Samstagmorgen: Croissants, Instagram und der steife Mann, der wie eine Ausstellungspuppe wirkt – ein Blick auf unsere Selbstdarstellung!

Samstagmorgen: Croissants, Instagram und der steife Mann, der wie eine Ausstellungspuppe wirkt – ein Blick auf unsere Selbstdarstellung!

Der Samstagmorgenmarkt war voller Stimmen und Brotduft, aber was meine Aufmerksamkeit fesselte, war nur ein kleiner Fleck auf der Terrasse des Cafés: ein Mann in einem Mantel, so steif und makellos, dass er eher aussah wie eine Ausstellungspuppe als wie jemand, der durch Pfützen ging. Er hielt eine Tasse, die kaum angerührt wirkte, während seine Begleitung, eine Frau mit einer Tasche, deren Logo jeder im Umkreis erkennen konnte, mit gespielter Lässigkeit fotografierte, wie der Croissantflügel auf ihrem Teller im Morgenlicht schimmerte. Sie lächelte in die Kamera nicht, weil das Croissant besonders gut war, sondern weil das Bild später jemandem zeigen sollte, dass es ihr gut ging.
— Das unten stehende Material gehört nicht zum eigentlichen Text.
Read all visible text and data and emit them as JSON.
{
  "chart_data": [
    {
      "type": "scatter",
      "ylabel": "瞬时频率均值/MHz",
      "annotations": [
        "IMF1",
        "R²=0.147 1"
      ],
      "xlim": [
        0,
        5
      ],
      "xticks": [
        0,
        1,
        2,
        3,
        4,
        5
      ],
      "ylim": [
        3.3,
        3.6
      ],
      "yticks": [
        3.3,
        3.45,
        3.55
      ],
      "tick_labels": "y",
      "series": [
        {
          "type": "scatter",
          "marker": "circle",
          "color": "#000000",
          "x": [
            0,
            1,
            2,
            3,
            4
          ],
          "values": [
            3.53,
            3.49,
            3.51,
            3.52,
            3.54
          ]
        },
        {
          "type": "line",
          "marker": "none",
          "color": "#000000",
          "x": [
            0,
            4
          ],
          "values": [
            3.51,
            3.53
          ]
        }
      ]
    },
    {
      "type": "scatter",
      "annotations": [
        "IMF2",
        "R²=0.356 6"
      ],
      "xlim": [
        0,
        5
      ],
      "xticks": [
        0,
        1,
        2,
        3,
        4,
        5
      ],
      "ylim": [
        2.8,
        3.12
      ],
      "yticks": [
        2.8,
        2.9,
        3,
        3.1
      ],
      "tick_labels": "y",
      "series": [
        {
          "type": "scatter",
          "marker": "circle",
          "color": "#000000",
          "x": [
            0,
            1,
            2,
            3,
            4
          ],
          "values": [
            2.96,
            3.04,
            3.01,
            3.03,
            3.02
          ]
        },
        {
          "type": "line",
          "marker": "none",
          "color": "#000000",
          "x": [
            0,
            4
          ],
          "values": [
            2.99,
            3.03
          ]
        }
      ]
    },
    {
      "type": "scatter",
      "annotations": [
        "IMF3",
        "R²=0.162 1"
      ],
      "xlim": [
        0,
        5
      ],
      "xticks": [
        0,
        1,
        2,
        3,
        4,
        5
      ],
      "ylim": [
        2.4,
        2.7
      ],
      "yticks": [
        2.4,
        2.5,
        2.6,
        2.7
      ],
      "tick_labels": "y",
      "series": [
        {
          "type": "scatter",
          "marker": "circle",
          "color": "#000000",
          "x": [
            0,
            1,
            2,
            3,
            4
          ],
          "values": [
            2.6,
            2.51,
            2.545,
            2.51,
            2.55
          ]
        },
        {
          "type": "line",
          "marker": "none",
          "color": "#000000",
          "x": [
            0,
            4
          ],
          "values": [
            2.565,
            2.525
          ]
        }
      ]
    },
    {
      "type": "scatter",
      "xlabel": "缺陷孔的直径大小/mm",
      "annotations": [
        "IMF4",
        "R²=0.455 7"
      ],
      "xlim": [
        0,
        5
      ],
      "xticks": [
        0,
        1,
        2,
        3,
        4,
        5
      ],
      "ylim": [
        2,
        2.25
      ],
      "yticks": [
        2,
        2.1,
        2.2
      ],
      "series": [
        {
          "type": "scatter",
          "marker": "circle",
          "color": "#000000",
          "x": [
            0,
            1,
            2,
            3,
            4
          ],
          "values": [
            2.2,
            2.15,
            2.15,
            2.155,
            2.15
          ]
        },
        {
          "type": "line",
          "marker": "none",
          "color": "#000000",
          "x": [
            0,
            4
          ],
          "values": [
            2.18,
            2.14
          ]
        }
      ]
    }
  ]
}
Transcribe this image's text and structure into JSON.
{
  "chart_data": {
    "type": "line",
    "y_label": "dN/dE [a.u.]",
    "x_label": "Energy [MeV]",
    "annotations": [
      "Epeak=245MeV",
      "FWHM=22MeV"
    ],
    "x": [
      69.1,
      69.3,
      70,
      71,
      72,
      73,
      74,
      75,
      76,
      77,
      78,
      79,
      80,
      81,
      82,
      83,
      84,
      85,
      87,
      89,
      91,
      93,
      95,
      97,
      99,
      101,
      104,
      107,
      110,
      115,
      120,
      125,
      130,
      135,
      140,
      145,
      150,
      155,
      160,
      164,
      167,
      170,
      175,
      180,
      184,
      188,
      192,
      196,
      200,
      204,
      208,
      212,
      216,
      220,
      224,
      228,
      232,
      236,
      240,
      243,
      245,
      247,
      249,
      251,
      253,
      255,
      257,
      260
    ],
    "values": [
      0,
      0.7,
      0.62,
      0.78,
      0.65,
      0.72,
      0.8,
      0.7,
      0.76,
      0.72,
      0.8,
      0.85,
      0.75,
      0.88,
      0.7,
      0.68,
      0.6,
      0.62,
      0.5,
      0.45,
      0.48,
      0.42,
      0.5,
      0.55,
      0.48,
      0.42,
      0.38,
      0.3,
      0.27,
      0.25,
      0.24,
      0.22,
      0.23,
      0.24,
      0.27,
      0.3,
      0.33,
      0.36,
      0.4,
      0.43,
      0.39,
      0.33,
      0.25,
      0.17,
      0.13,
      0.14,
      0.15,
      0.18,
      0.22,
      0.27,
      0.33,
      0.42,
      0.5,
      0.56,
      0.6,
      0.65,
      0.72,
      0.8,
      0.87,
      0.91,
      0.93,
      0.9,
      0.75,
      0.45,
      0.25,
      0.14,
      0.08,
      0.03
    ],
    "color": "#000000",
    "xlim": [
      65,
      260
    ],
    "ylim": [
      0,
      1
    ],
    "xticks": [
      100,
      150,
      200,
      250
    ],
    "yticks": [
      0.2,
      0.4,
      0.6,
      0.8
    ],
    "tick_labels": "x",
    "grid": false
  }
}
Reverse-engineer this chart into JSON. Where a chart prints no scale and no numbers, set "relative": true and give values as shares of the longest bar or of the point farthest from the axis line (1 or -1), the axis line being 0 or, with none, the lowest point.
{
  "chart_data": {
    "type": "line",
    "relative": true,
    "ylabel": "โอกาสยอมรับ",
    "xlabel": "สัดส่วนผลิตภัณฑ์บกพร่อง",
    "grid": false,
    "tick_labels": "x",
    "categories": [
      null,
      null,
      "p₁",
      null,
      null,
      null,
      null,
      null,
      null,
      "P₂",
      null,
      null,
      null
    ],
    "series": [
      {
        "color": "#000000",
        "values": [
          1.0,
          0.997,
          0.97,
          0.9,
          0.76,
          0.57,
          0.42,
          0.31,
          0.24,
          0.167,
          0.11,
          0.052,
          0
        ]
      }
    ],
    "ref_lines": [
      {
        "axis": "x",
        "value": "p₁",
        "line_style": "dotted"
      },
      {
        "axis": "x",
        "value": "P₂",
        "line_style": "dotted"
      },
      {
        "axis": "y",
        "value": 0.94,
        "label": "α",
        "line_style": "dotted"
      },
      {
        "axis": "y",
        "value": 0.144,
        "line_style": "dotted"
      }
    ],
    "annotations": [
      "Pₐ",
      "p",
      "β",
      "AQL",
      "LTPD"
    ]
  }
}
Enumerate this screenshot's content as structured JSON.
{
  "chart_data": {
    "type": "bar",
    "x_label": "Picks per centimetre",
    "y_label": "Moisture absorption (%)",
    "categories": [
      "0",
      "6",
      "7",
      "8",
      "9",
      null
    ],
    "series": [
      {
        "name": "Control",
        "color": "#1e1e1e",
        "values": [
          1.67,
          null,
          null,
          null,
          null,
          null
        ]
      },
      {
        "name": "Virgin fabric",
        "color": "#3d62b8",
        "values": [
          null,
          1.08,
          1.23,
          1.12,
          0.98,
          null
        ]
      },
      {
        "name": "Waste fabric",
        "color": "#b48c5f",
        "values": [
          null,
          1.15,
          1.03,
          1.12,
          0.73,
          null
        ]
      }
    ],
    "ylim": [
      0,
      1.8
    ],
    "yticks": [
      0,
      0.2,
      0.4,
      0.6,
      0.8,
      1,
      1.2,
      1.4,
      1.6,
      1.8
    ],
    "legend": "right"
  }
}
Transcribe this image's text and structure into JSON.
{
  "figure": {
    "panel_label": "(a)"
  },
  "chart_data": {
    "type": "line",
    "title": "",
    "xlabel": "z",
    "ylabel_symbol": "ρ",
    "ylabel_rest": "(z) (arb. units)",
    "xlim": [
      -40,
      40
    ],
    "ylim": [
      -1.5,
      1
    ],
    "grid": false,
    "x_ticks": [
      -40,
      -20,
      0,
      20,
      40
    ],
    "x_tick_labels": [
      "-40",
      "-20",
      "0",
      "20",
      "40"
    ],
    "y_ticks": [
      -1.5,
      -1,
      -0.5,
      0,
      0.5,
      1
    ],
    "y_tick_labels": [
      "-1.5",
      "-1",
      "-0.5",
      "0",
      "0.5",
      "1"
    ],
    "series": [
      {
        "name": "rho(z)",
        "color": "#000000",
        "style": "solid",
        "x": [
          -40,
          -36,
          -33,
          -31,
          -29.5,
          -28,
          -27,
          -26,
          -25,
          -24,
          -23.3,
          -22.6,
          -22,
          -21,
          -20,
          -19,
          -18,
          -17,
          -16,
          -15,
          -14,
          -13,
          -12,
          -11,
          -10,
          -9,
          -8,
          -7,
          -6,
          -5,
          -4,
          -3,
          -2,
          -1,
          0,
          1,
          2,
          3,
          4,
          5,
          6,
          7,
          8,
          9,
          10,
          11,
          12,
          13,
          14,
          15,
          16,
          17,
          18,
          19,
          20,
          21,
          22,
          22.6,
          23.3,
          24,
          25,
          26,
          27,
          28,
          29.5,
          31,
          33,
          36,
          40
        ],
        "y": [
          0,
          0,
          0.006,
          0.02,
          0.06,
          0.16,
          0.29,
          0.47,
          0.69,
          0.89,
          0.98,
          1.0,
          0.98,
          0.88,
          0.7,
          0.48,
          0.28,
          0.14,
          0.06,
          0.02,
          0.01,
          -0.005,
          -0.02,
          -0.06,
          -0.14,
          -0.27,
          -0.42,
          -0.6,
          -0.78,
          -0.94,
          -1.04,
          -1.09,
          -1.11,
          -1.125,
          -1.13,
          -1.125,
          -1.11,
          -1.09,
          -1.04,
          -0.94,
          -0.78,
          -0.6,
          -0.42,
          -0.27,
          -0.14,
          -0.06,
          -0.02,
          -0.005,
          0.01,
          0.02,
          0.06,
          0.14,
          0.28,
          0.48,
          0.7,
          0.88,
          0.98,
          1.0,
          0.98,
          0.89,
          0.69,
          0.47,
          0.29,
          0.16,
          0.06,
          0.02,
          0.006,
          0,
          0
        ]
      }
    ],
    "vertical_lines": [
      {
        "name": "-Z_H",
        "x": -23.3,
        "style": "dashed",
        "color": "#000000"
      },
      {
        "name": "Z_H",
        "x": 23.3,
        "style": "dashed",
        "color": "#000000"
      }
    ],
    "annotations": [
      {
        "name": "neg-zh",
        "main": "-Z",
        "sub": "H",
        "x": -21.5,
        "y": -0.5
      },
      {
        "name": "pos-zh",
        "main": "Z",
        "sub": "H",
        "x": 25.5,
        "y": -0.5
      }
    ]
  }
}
Ein paar Tische weiter diskutierte ein älterer Herr laut über den neuen Eigentümer eines Wohnblocks, wobei seine Betonungen wie Punkte funktionierten: „Renoviert hat er es nicht für die Bewohner, sondern fürs Ansehen.“ Niemand widersprach, aber alle hörten zu. Die Kellnerin balancierte Tabletts mit Getränken, deren Namen komplizierter klangen als die Zutaten; die Getränke schienen mehr dazu da, bewundert zu werden, als um den Durst zu löschen. Ein Kind, das neben mir saß, starrte fasziniert auf die glänzende Uhr eines jungen Mannes, als hätte dort etwas verborgen gezaubert; der Mann bemerkte den Blick und richtete die Uhr demonstrativ, als sei sie ein Stück seiner Identität, das man betrachten sollte.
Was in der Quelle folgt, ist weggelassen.